The Northern Irishman has often been the target of American fans and once had an abusive spectator sent off during the 2016 match in Hazeltine. He said: ‘I think that’s all part of the Ryder Cup. There aren’t many other examples in golf where that happens, but there is certainly a limit.
“Most fans who come to watch golf are very respectful and know what that line is. No, I have no problem with that. Yeah, we’ve all had our fair share of problems and whatnot over the years, and that’s part of it. Someone once said to me: if you want to be part of the circus, you have to put up with the clowns.’
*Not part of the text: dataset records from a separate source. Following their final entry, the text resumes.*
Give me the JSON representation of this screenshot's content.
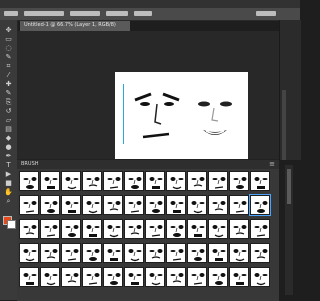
{
  "window": {
    "doc_tab_label": "Untitled-1 @ 66.7% (Layer 1, RGB/8)"
  },
  "tools": [
    {
      "icon": "move-icon"
    },
    {
      "icon": "marquee-icon"
    },
    {
      "icon": "lasso-icon"
    },
    {
      "icon": "quick-select-icon"
    },
    {
      "icon": "crop-icon"
    },
    {
      "icon": "eyedropper-icon"
    },
    {
      "icon": "healing-icon"
    },
    {
      "icon": "brush-icon"
    },
    {
      "icon": "clone-icon"
    },
    {
      "icon": "history-brush-icon"
    },
    {
      "icon": "eraser-icon"
    },
    {
      "icon": "gradient-icon"
    },
    {
      "icon": "blur-icon"
    },
    {
      "icon": "dodge-icon"
    },
    {
      "icon": "pen-icon"
    },
    {
      "icon": "type-icon"
    },
    {
      "icon": "path-select-icon"
    },
    {
      "icon": "shape-icon"
    },
    {
      "icon": "hand-icon"
    },
    {
      "icon": "zoom-icon"
    }
  ],
  "colors": {
    "foreground": "#e64a19",
    "background": "#ffffff",
    "accent": "#29a9d6"
  },
  "panel": {
    "title": "BRUSH",
    "menu_icon": "panel-menu-icon"
  }
}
McIlroy makes his seventh Ryder Cup appearance, the most of any player in Rome this week
Luke Donald’s (left) side hope to bounce back after USA won 19-9 in 2021
McIlroy has backed himself to make a much bigger impact on the fate of Europe following his trials during the Whistling Straits encirclement in 2021. He broke down in tears after claiming just one point from four in his singles match against Xander Schauffele , before starting two strong games. seasons leading up to Rome.
He said: “Coming into 2021, I felt like I was searching a bit. I didn’t feel like I had full control over my playing. If you go back all the way, I gained a lot of confidence and belief in myself that Sunday singles at Whistling Straits, because I certainly didn’t believe in myself at that point.
‘But the rest of my team believed in me. I think I spent a lot of 2021 trying to be something that maybe wasn’t natural for me. I just tried to be myself again and express myself as best I could on the golf course.
“I think the last two years have proven that this is how I’m going to play my best golf. So I’m definitely feeling a lot better about things going into this Ryder Cup and feel like I’m more than capable of contributing more than one point this time.”